Um documento da contabilidade de um suposto caixa dois da campanha do ex-governador José Roberto Arruda lista o nome "Sarney". A anotação manuscrita foi feita pelo próprio Arruda, como comprova perícia. À frente do nome "Sarney", o documento registra a anotação de uma quantia e quanto teria sido efetivamente pago: "250/150 PG".

O apontamento isolado do nome "Sarney" não permite indicar a quem da família do presidente do Senado, José Sarney (PMDB-AP), supostamente se refere. Segundo a perícia, as letras "PG" foram escritas pelo tucano Márcio Machado, um dos arrecadadores do caixa dois do governador cassado que, depois de vencida a eleição, virou secretário de Obras do Distrito Federal.

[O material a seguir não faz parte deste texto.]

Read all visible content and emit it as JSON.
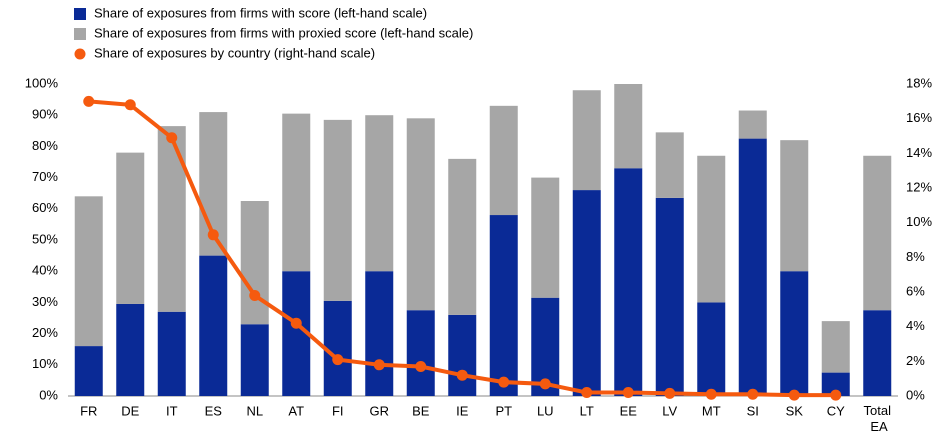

Em janeiro de 2007, no mês em que Arruda (ex-DEM) tomou posse, o secretário Márcio Machado esqueceu em cima da mesa de uma emissora de televisão, em Brasília, duas planilhas. A primeira continha os nomes de 41 empresas que teriam doado para o suposto esquema de caixa 2 da campanha de 2006 do então candidato do DEM ao governo do DF. Machado admitiu que era o autor das anotações.

A segunda planilha, com nove nomes, foi submetida ao laboratório de perícia de Ricardo Molina. O perito afirma que foi escrita pela mão do ex-governador Arruda a relação de cinco desses nove nomes onde, na quinta anotação, aparece "Sarney - 250/150 PG". Para chegar a essa conclusão, Molina comparou o documento da contabilidade do caixa 2 com uma carta escrita recentemente por Arruda, também de próprio punho, no dia 11 de fevereiro.

A análise da perícia técnica diz que os trechos escritos "permitem conclusões seguras" sobre os nomes listados nesta ordem: "1-Izalci-300/200-OK", "2-Chico Floresta-80-OK", 3-Ronaldo-Via-OK-500/2x200-1x150", "4-J.Edmar-1.000/100PG+120+800" e "5-Sarney-200/150PG". E acrescenta: "Os nomes listados nos números de 1 a 5 foram certamente produzidos pelo punho escritor do governador Arruda."

Família Sarney

Políticos da família Sarney foram procurados para comentar a citação do sobrenome no manuscrito. Foram procurados o presidente do Senado, José Sarney (PMDB), a governadora do Maranhão, Roseana Sarney (PMDB), e o deputado federal Sarney Filho (PV). Por meio de sua assessoria, José Sarney afirmou que não tem nenhuma relação com Arruda. "O senador José Sarney, depois que deixou a Presidência da República, não mais se envolveu com as questões políticas de Brasília, embora tenha sempre se alinhado com as forças locais de seu partido, o PMDB, adversárias de Arruda. Isso é público e notório", disse a assessoria. A então líder do governo Arruda na Câmara Legislativa, Eurides Brito, é parlamentar do PMDB.

O advogado do empresário Fernando Sarney, Eduardo Ferrão, disse que o filho do senador não tem nenhuma relação financeira com Arruda e ignora a citação do sobrenome "Sarney" no manuscrito. Já os advogados de Arruda não retornaram aos pedidos de entrevista.